Não eram exatamente trabalhos. Era mais um fanzine amador. Isso foi há muito tempo, eu e um amigo fazíamos umas história de humor bem de improviso, com um personagem que era um Frankenstein. Era uma brincadeira bem tosca num estilo MAD. Na época ele falou que a gente tinha que melhorar, que era muito amador pra mostrar para um editor. E era, foi tudo finalizado com caneta Bic.

Alguns dos personagens de “Bando de Dois” não têm cara de brasileiros. Você se preocupou com isso quando desenhou?
Sim, e evitei povoar a história só com personagens que fossem o estereótipo do nordestino. Há personagens no Bando que tem ascendência holandesa, por que houve presença holandesa na região. Corisco, do bando de Lampião era loiro. O Brasil e um país de muitas raças, não há um tom de pele, tipo de nariz ou rosto único que você possa rotular de brasileiro.
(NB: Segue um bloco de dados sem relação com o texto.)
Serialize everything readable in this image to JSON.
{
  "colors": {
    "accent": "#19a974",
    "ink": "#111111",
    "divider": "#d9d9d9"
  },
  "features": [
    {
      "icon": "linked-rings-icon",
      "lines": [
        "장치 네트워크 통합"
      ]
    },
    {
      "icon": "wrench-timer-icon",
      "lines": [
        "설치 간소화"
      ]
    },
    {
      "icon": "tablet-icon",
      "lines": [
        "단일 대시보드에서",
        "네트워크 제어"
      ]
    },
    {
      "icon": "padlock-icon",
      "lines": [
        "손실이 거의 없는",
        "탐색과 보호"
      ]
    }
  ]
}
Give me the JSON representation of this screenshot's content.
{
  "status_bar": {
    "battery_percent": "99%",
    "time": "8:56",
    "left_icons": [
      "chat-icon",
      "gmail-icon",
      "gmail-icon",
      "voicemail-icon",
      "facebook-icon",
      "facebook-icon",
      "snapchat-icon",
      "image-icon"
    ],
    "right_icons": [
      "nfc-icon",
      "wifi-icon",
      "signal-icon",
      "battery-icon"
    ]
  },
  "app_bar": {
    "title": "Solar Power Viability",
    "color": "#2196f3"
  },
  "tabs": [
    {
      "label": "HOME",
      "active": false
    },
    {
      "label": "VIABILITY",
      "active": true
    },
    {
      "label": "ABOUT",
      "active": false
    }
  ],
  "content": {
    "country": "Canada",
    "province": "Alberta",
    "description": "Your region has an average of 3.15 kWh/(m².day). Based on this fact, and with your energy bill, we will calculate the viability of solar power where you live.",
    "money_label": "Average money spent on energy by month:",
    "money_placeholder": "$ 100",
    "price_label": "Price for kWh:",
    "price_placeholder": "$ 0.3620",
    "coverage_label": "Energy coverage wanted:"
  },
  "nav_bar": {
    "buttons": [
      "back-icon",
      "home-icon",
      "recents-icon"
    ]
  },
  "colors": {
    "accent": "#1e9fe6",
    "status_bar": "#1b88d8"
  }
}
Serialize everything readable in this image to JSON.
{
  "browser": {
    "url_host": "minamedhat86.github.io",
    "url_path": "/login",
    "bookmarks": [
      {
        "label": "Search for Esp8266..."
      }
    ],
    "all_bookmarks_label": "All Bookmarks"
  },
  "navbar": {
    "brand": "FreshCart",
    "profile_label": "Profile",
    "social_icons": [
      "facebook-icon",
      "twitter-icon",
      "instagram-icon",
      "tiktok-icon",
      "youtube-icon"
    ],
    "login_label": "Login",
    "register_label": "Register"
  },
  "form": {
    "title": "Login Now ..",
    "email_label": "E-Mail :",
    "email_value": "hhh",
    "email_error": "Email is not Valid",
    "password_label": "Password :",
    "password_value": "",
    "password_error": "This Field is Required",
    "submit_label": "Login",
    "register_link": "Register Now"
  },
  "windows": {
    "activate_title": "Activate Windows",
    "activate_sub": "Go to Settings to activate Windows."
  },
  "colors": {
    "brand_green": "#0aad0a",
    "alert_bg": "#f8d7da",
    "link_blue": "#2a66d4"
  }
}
Inclusive o tenente Honório parece o Tom Selleck, aquele ator do “Três Solteirões e Um Bebê” e “P.I. Magnum”. Foi proposital? Você se baseou em alguém para desenhar os personagens, que sejam os principais?
O tenente foi livremente baseado no Odorico Paraguaçu, interpretado pelo Paulo Gracindo. O Cavera é baseado num jovem Gerard Depardieu. O Tinhoso é meio Lee Van Cleef.

Agora me explique por que o Cavera usa mais a norma culta na hora de falar que o Tinhoso?
Isso tem a ver com a história pregressa dos personagens e, como pode vir a fazer parte de uma futura continuação, não posso contar.

OK. Se Bando de Dois fosse virar um filme, que atores gostaria que dessem vida aos personagens principais?
Fabio Lago é o Tinhoso perfeito, e já me sugeriram o Irandhir Santos como Cavera. Os outros eu realmente não sei.

E quem seria o diretor – tem que ser brasileiro.
Heitor Dhalia ou Fernando Meirelles.

O que aconteceu com o Zeca no final das contas? Ele sumiu.
Muita gente me pergunta isso. Quando escrevi o Bando, o Zeca era um pedaço muito pequeno da história, mas acho que o personagem caiu no gosto dos leitores. Como eu talvez faça uma continuação, não posso contar (hehe, meio chato isso).

Já pensa em alguma sequência para a história, ou ela acaba por ali mesmo?
Existe a intenção de fazer dois álbuns. Um contando o que aconteceu depois do Bando de Dois e o outro que conta a história antes, até o massacre no começo do álbum.